Gossipgate Chapel
I had the pleasure of visiting Alston in Cumberland last week. It claims to be both the most remote as well as the highest market town in England, which, having driven there, I can pretty much vouch for. It is so far north that the local Royal Mail delivery vans even display the Scottish regalia rather than the English with which we Sasannachs are more familiar.
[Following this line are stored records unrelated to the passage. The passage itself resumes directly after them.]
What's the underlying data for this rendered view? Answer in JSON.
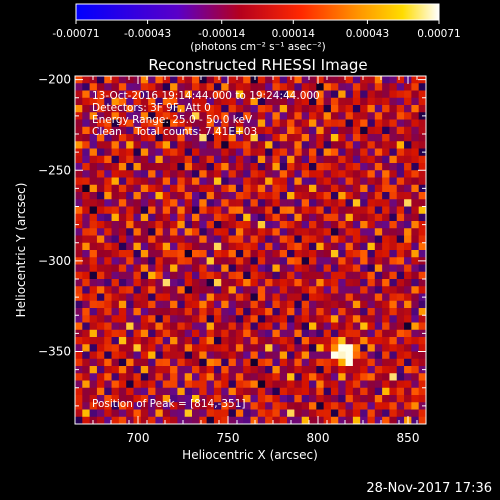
{
  "chart_data": {
    "type": "heatmap",
    "title": "Reconstructed RHESSI Image",
    "xlabel": "Heliocentric X (arcsec)",
    "ylabel": "Heliocentric Y (arcsec)",
    "xlim": [
      665,
      860
    ],
    "ylim": [
      -390,
      -198
    ],
    "x_ticks": [
      700,
      750,
      800,
      850
    ],
    "y_ticks": [
      -200,
      -250,
      -300,
      -350
    ],
    "annotations": [
      "13-Oct-2016 19:14:44.000 to 19:24:44.000",
      "Detectors: 3F 9F, Att 0",
      "Energy Range: 25.0 - 50.0 keV",
      "Clean    Total counts: 7.41E+03"
    ],
    "peak_label": "Position of Peak = [814,-351]",
    "peak_position": [
      814,
      -351
    ],
    "colorbar": {
      "min": -0.00071,
      "max": 0.00071,
      "tick_values": [
        -0.00071,
        -0.00043,
        -0.00014,
        0.00014,
        0.00043,
        0.00071
      ],
      "tick_labels": [
        "-0.00071",
        "-0.00043",
        "-0.00014",
        "0.00014",
        "0.00043",
        "0.00071"
      ],
      "unit_label": "(photons cm⁻² s⁻¹ asec⁻²)"
    },
    "colormap": "black-blue-purple-red-orange-yellow-white",
    "grid": false
  },
  "footer": {
    "timestamp": "28-Nov-2017 17:36"
  }
}
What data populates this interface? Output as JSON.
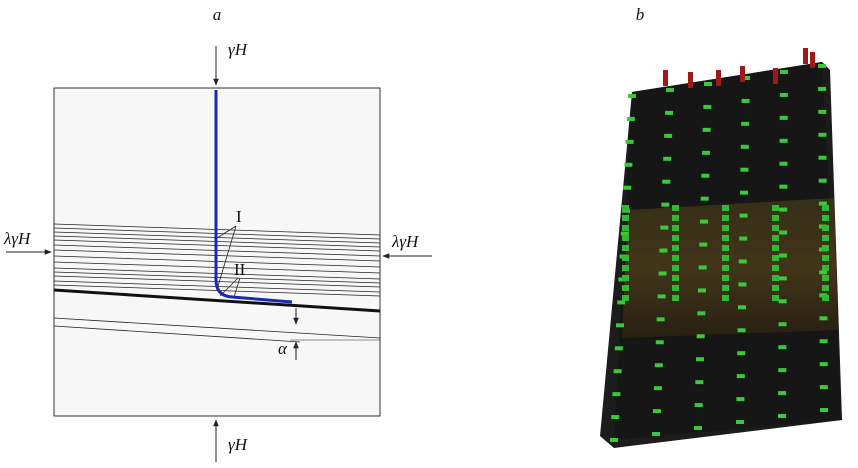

My companion and I were on the hunt for old chapels, of which we found three out of four. The old Congregational church, now a private home but formerly an art gallery, is a rather solid-looking pile, with windows and doors too small for its wide walls, detracting from an otherwise pleasing symmetry. Yet it was not the architecture that caught my eye, but its location within the town: Gossipgate. I cannot find the origin of the name, but it was presumably an entry point to known for its use by a certain type of person, who enjoyed transmitting information, usually about others. Gossip comes from ‘God’ + ‘sibb’, meaning ‘a relative’, hence the sense was ‘a close friend, one with whom one gossips’. So was the old chapel a place of friendship, in which folk could freely talk with each other, and to their close God? Or a nest of nosey, bickering types, with their noses in other folks’ business? Perhaps both, perhaps neither, but it is now closed in any event.
I pray Martin Top may be a place for godly brothers and sisters in Christ, to share and care. I pray we never become a gossip shop or a gossip gate, where others’ business is spread abroad like muck in a field.
A perverse man sows strife,
And a whisperer separates the best of friends.